Блок и тогда был чутким критиком. Я уверен, что он никогда и никого не оттолкнул из осаждавших его бесчисленных начинающих поэтов. Я писал тогда еще совершенно дрянные детские стихи и никому, кроме Блока, и нигде, кроме как у него, их не читал. И такого прямого и нежного толчка к развитию и творчеству, как от косноязычных реплик Блока, я никогда и позднее не имел, даже от самых признанных критиков — от них всего менее. И чрезвычайно тонко вселил он в меня благотворный скепсис к редакциям и уверенность в важности своего личного пути для каждого, когда я стал посылать стихи в редакции и их решительно нигде не брали в печать.

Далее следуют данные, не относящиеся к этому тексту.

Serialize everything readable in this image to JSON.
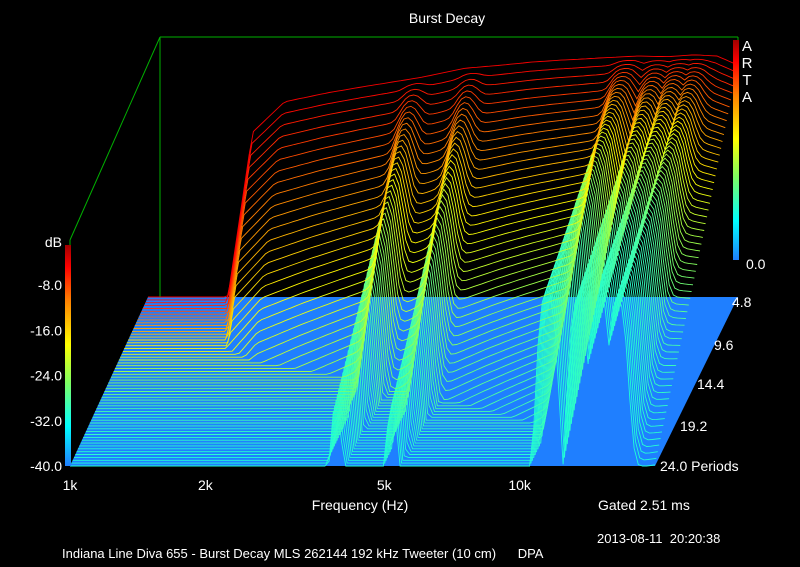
{
  "chart_data": {
    "type": "waterfall-3d",
    "title": "Burst Decay",
    "brand": "ARTA",
    "xlabel": "Frequency (Hz)",
    "zlabel": "dB",
    "x_scale": "log",
    "x_range": [
      1000,
      20000
    ],
    "x_ticks": [
      {
        "label": "1k",
        "value": 1000
      },
      {
        "label": "2k",
        "value": 2000
      },
      {
        "label": "5k",
        "value": 5000
      },
      {
        "label": "10k",
        "value": 10000
      }
    ],
    "z_range": [
      -40,
      0
    ],
    "z_ticks": [
      "-8.0",
      "-16.0",
      "-24.0",
      "-32.0",
      "-40.0"
    ],
    "period_ticks": [
      "0.0",
      "4.8",
      "9.6",
      "14.4",
      "19.2",
      "24.0 Periods"
    ],
    "period_range": [
      0,
      24
    ],
    "gate_label": "Gated 2.51 ms",
    "timestamp": "2013-08-11  20:20:38",
    "footer": "Indiana Line Diva 655 - Burst Decay MLS 262144 192 kHz Tweeter (10 cm)      DPA",
    "front_response": {
      "freq": [
        1000,
        1500,
        1700,
        2000,
        2500,
        3000,
        4000,
        5000,
        6000,
        7000,
        8000,
        9000,
        10000,
        12000,
        14000,
        16000,
        18000,
        20000
      ],
      "db": [
        -40,
        -40,
        -13,
        -8,
        -6.5,
        -5.5,
        -4,
        -2.5,
        -2,
        -1.5,
        -1.2,
        -1,
        -0.8,
        -0.5,
        -0.6,
        -0.3,
        -0.5,
        -2
      ]
    },
    "colors": {
      "background": "#000000",
      "floor": "#1f7fff",
      "frame": "#00b000",
      "text": "#ffffff",
      "colormap": [
        "#1f7fff",
        "#00ffff",
        "#80ff60",
        "#ffff00",
        "#ff8000",
        "#ff0000",
        "#a00000"
      ]
    }
  }
}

Сам Блок уже напечатал свои стихи в „Новом пути“. Помню, как я бегал в Публичную библиотеку читать лиловые книжки. Помню, как в университете Блок торжественно мне передал первую свою книжку с ласковой надписью — „грифовское“ издание с готическим рисунком на обложке, который я тут же опротестовал, как ложь и несоответствие. Для литературного университета книжка была праздником. Молодежь догадалась о ее значении раньше, чем критика. Я упорно многого не понимал и требовал объяснений непонятных мест, совсем как знаменитые критики того времени. Блок ничего объяснить не мог и только улыбался своей безмятежной и каменной улыбкой греческой статуи».

 

Любовь Блок

 

«Моя жизнь с „мужем“ (…) весной 1906 года была уже совсем расшатанной. Короткая вспышка чувственного его увлечения мной в зиму и лето перед свадьбой скоро, в первые же два месяца погасла, не успев вырвать меня из моего девичьего неведения, так как инстинктивная самозащита принималась Сашей всерьез.

Я до идиотизма ничего не понимала в любовных делах. Тем более не могла я разобраться в сложной и не вполне простой <sic!> любовной психологии [любви] такого не обыденного мужа, как Саша.

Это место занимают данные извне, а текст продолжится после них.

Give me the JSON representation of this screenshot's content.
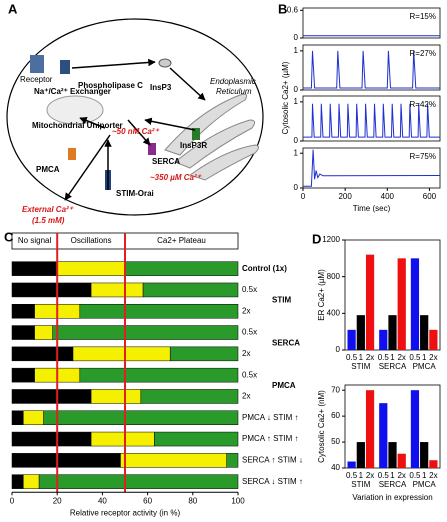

Он сейчас же принялся теоретизировать о том, что нам и не надо физической близости, что это „астартизм“, „темное“ и Бог знает еще что. Когда я ему говорила о том, что я-то люблю весь этот еще неведомый мне мир, что я хочу его — опять теории: такие отношения не могут быть длительны, все равно он неизбежно уйдет от меня к другим. А я? „И ты [так] так же“. Это меня приводило в отчаянье! Отвергнута, не будучи еще женой, на корню убита основная вера всякой девушки в незыблемость, единственность. Я рыдала в эти вечера с [более] таким бурным отчаяньем, [чем] как уже не могла рыдать, когда все в самом деле произошло „как по писанному“.

Молодость все же бросала иногда друг к другу живших рядом. В один из таких вечеров, неожиданно для Саши и со „злым умыслом“ моим произошло то, что должно было произойти — это уже осенью 1904 года. С тех пор установились редкие, краткие, по-мужски эгоистические встречи. Неведение мое было прежнее, загадка не разгадана и бороться я не умела, считая свою пассивность неизбежной. К весне 1906 года и это немногое прекратилось.

Весна этого года — длительный „простой“ двадцатичетырехлетней женщины. Не могу сказать, чтобы я была наделена бурным темпераментом южанки, доводящим ее в случае „неувязки“ до истерических, болезненных состояний. Я северянка, а темперамент северянки — шампанское замороженное… Только не верьте спокойному холоду прозрачного бокала — [все возможности] весь искрящийся огонь его укрыт[ы] лишь до времени. К тому же по матери я и казачка (мама — полу казачка, полу шведка). Боря верно учуял во мне „разбойный размах“; это было, это я знаю. Кровь предков, привыкших грабить, убивать, насиловать, часто бунтовала во мне и толкала на свободолюбивые, даже озорные поступки. (…) Иногда — заедала рефлексия, тягость культуры, тоже воспитанной от рождения. Иногда — прорывал[а]ось…

Той весной, вижу, когда [я] теперь оглядываюсь, я была брошена на произвол всякого, кто стал бы за мной упорно ухаживать…»

 

Корней Чуковский

 

«Он (Блок) был весь переполнен музыкой, которая так и лилась из него через край… он был из тех баловней музыки, для которых творить — значило вслушиваться, которые не знают ни натуги, ни напряжения в творчестве».